When I talk about generational differences, I try to distinguish between the real stuff and the "hype." The hype is always judgmental, typically focuses on the negative, and usually blames a particular generation for being the source of a problem in the workplace. As an example, Millennials are often depicted as being overly "entitled." I hear things like:
- They just show up in the workplace and expect instant promotions and accolades
- They expect everything to be handed them on a silver platter
- They want us to cut their meat for them
- They want an award just for coming to work every day
- Everybody gets a trophy nowadays, and these new employees are spoiled
If we can push past this judgmental hype, we will discover a real issue. Millennials, I argue, were raised in a very child-focused environment–much more so than the generations before them. They were driven to play-dates, spent much more time in structured activities in "after-care" and in general were simply not permitted to roam the neighborhood as children like their Generation X and Boomer colleagues. Parents and other adults interacted with them much more directly when they were kids. Grownups today spend more time in the kids' world, than in previous generations. And yes, we do tend to give EVERYONE on the team a trophy and heavily emphasize positive feedback.
Does this child-focused upbringing make Millennials entitled? I don't think so. At one level, it simply conditioned them to expect more interaction from people at "higher" levels. That's what they had all their lives, why would they expect something different when they get to the workplace? It's not "entitled," it just is.
And maybe there is an upside of entitlement?

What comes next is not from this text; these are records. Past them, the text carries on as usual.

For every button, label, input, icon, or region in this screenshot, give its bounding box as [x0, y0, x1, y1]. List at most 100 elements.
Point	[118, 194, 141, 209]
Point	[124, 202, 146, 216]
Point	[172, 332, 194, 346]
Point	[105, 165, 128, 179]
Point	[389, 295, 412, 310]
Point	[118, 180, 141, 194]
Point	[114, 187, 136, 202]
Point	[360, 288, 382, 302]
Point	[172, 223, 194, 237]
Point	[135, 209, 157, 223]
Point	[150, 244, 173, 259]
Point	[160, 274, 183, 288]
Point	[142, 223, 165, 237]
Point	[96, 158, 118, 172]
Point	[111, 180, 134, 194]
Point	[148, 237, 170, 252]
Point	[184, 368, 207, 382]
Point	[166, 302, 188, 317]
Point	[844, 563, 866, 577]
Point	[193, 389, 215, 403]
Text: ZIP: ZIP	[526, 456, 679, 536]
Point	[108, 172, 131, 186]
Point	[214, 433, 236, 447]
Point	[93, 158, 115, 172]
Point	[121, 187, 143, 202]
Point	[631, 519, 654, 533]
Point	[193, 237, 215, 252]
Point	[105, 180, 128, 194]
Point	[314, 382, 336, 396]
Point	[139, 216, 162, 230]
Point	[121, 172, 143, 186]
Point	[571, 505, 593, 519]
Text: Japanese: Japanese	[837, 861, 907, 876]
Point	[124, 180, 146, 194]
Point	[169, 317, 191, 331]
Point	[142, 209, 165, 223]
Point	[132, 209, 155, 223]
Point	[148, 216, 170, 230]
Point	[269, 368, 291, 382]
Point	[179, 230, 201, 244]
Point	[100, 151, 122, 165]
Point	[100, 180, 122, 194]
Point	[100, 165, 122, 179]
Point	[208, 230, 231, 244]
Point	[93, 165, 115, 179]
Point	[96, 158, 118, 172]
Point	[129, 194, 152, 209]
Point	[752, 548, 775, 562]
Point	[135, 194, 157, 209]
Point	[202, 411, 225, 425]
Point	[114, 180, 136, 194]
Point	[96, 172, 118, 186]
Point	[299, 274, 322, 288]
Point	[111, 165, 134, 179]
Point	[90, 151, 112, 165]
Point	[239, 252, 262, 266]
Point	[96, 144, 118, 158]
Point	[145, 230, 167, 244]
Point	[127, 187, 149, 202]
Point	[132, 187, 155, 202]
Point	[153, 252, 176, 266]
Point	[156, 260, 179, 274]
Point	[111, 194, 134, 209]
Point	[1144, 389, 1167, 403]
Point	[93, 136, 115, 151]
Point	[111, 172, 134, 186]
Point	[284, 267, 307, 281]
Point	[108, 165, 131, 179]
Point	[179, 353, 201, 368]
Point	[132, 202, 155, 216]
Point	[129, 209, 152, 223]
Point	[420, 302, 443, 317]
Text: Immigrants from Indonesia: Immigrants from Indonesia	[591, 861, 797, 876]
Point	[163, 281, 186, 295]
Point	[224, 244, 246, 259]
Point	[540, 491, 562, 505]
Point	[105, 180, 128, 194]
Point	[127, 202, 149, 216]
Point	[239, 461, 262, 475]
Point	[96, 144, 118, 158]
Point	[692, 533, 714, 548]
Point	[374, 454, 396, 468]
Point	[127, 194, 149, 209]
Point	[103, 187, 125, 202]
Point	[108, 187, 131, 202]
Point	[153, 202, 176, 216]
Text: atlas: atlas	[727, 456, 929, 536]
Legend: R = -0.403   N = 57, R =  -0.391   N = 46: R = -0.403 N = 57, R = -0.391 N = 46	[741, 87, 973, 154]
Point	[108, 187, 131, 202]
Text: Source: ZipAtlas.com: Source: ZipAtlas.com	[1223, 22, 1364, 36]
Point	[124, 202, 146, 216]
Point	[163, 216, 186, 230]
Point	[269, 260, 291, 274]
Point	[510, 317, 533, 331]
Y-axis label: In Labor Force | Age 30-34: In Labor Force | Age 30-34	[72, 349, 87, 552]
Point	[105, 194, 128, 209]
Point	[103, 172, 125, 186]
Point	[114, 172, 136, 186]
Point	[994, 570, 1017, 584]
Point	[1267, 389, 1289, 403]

At a training program I delivered this week, one participant more or less made the point in the first bullet above: that Millennials expect a reward for just showing up. Another participant, however suggested another view. He said that it can be a good thing that they expect to be rewarded for just showing up. If that's true, this participant argued, then they will likely be more comfortable in taking risks, trying new things, or innovating.
Think about it. Those of us (Boomers and Xers) who "know" that we need to stand out and perform in order to get rewarded are much more likely to be afraid of failing. Trying something new or risky may get avoided because if we stand out negatively, we DEFINITELY won't get a reward. We end up focused on the results we know our boss will like, which probably leads us down the path of producing the results that our organization is already getting, because those came from the programs that our bosses created.
Millennials, on the other hand, are less worried about recognition (they know they'll get it), so they have the freedom to try new things or take risks. It's an interesting perspective. I have not yet come across any research linking Millennials to increased risk taking (anyone have a citation for me?), but I think it's definitely possible. And it's a great example of the tremendous potential of an open-minded workplace when it comes to generations. As long as we see those "other" generations as problems, we will probably not even notice when they do good things–even better than we are doing. But when we are open to that possibility, the conversation shifts.